O velho e simpático Dr. X,
quebrando o silêncio em que se tinha emparedado toda a noite, fez esta estranha afirmação num
tom tão perentório, com uma tal firmeza de
acentuação, com uma tão grande autoridade, que a sua frase, balde de água gelada na exaltação do grupo, fechou a
discussão como por encanto.
— Os mortos não voltam — repetiu.
Todos os olhares convergiram para
ele. Impassível, eixo da curiosidade geral, puxou mais a cadeira para o vão da janela
aberta de par em par sobre a noite cálida
e estrelada de Agosto. Sacudiu a cinza do cigarro, aspirou uma lufada de ar carregado dos -aromas dispersos do jardim e
do mar, e continuou tranquilamente:
— Eu explico a minha afirmação...
e o tom em que a proferi — acrescentou,
com um dos seus belos sorrisos, de cujo encanto tinha o segredo e que eram talvez a mais clara explicação dos
seus repetidos triunfos na vida. — Se a
nossa discussão, meus senhores, não é uma discussão ociosa, o que é muito provável, se semelhante coisa pode
entrar tanto quanto possível no domínio
dos fatos experimentais, se tudo isto que acabámos de dizer não é metafísica pura, a minha afirmação de há pouco
tem valor, e eu vou dar-lhes a sua explicação. A minha certeza é o fruto de uma
experiência que o acaso preparou
magistralmente, numa época em que estes problemas apaixonavam os intelectuais, problemas que deram origem
aos soberbos trabalhos de Gurnay,
primeiro, e, logo a seguir, de Crooks, Lodge, com o seu célebre Raymond, trabalhos que suscitaram todas as
curiosidades no mundo pensante.
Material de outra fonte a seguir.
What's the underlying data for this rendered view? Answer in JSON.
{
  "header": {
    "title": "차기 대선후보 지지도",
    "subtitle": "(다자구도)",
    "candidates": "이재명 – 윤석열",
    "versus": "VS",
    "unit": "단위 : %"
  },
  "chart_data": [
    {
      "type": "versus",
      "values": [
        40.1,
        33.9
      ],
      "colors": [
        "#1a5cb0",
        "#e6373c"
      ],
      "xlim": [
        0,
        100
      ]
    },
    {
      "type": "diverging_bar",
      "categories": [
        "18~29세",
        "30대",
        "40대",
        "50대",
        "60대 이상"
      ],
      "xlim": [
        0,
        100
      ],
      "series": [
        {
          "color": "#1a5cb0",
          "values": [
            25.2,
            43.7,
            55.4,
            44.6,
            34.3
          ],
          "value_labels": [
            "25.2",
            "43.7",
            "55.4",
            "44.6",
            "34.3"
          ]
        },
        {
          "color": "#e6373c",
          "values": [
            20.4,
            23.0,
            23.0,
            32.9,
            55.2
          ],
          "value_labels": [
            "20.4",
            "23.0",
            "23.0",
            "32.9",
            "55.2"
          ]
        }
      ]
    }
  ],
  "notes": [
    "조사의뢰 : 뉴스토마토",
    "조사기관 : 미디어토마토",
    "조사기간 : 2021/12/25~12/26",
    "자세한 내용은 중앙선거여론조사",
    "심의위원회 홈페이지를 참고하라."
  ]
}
Nessa
época, já relativamente afastada e por assim dizer ainda de ontem, que a época trepidante dos sem-fios e dos aviões
destronou, não se falava noutra coisa:
alucinações telepáticas, visões, lucidez, pressentimentos, aparições objetivas, etc., fenômenos ocultos,
misteriosos, discutidos entre a zombaria e a incredulidade de uns e a credulidade medrosa
de outros — eis o assunto de toda a
conversação de uma ordem mais elevada ou com pretensões a tal. Eu lia tudo quanto se publicava sobre o caso, e
hesitante, balouçado entre a dúvida e a
certeza, intuitivamente crédulo e refletidamente descrente, preso deste indefinido mal-estar que nos avassala perante
os fatos desconhecidos, fora do nosso
conhecimento imediato, não conseguia firmar uma opinião, ver esboçar-se o prelúdio de uma vaga certeza.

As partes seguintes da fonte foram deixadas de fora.